Sometimes rotational exercises can help tighten things up, but you really should see someone to find out exactly what's going if it keeps up. If you can't see anyone avoid doing anything that will cause separation of the joint - long term with added weight that can be a recipe for disaster.
 
I just had a thought.

If you try a more neutral grip or use rings or some other improvised incarnation of a mobile handle to do your pullups on, you might be able slowly push your limits and work up to a full pronated grip without causing that sublaxation.
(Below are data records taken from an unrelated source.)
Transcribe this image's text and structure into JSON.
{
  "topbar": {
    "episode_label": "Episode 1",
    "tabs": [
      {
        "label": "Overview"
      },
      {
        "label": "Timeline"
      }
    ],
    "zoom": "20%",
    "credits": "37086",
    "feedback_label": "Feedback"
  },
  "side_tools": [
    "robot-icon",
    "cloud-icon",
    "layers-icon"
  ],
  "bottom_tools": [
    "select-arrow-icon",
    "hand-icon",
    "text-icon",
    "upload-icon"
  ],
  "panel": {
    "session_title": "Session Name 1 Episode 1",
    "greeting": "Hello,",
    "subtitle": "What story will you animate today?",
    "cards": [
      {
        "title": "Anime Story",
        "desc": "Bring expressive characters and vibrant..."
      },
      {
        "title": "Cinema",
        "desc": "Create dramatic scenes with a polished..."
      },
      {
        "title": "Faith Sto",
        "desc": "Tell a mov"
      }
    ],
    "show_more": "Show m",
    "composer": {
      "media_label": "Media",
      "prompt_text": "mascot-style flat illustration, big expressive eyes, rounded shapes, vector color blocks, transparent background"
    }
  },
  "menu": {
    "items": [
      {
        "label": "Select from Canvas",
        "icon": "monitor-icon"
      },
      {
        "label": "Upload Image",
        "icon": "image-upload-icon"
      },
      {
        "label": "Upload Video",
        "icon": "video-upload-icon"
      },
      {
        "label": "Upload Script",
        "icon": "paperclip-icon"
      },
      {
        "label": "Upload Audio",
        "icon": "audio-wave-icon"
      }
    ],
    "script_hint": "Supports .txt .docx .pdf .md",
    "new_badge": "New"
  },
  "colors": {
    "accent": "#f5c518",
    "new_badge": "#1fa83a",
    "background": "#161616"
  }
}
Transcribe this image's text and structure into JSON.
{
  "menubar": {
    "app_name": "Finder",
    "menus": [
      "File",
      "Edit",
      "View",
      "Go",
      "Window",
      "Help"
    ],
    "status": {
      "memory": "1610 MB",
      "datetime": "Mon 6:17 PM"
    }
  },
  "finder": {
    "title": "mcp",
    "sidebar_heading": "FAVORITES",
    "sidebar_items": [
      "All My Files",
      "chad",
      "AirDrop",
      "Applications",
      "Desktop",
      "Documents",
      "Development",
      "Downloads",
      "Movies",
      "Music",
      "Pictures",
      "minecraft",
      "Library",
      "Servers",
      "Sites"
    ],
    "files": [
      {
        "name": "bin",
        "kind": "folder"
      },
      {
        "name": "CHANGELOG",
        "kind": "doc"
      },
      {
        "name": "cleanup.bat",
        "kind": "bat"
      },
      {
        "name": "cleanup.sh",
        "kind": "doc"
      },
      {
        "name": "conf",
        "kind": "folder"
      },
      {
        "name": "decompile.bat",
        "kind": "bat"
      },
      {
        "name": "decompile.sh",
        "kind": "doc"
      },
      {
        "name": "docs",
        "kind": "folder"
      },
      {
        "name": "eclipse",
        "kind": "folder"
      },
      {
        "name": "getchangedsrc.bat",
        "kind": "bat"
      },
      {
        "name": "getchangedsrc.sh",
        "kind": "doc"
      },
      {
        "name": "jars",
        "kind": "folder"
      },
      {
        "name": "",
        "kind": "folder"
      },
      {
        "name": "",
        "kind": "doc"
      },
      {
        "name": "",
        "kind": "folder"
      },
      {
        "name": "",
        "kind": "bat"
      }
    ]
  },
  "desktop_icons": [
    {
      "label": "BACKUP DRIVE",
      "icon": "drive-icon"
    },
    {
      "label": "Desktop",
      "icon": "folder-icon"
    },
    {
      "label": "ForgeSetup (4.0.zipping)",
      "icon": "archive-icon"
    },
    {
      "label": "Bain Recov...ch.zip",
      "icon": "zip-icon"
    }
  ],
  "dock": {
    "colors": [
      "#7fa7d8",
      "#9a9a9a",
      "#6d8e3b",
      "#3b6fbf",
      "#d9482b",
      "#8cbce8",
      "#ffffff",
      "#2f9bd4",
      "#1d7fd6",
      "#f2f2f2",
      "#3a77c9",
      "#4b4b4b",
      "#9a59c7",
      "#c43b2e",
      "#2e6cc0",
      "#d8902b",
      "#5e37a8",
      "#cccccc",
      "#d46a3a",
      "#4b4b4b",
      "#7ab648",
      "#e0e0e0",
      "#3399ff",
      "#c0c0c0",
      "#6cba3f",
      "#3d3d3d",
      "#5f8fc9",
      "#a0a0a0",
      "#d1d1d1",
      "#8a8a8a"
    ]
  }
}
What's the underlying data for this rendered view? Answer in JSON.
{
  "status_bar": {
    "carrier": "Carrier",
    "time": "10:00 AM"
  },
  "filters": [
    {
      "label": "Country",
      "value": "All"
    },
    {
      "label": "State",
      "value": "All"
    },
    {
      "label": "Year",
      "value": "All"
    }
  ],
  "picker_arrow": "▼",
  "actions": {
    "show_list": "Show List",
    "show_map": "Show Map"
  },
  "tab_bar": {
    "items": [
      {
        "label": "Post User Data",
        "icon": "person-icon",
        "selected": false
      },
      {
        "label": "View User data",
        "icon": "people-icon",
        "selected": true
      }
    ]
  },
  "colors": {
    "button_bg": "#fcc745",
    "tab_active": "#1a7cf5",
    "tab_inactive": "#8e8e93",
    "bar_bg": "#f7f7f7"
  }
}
The natural tendency for most people when they start using rings is start with a neutral grip and when they get to the top position the grip tends to turn to a more supinated position. It doesn't have to though, you can choose any grip position that works for your anatomy and mix things up if you want strength in other grip positions.
 
Quick update.

After a few more workouts, the pullup grip is starting to feel better. My theory is that whatever muscles are more heavily emphasized with the pullup grip vs the chinup grip just needed some time to catch up, and maybe the coordination takes a little time to learn. Anyway, it's starting to feel more solid now and I'm satisfied with my progress.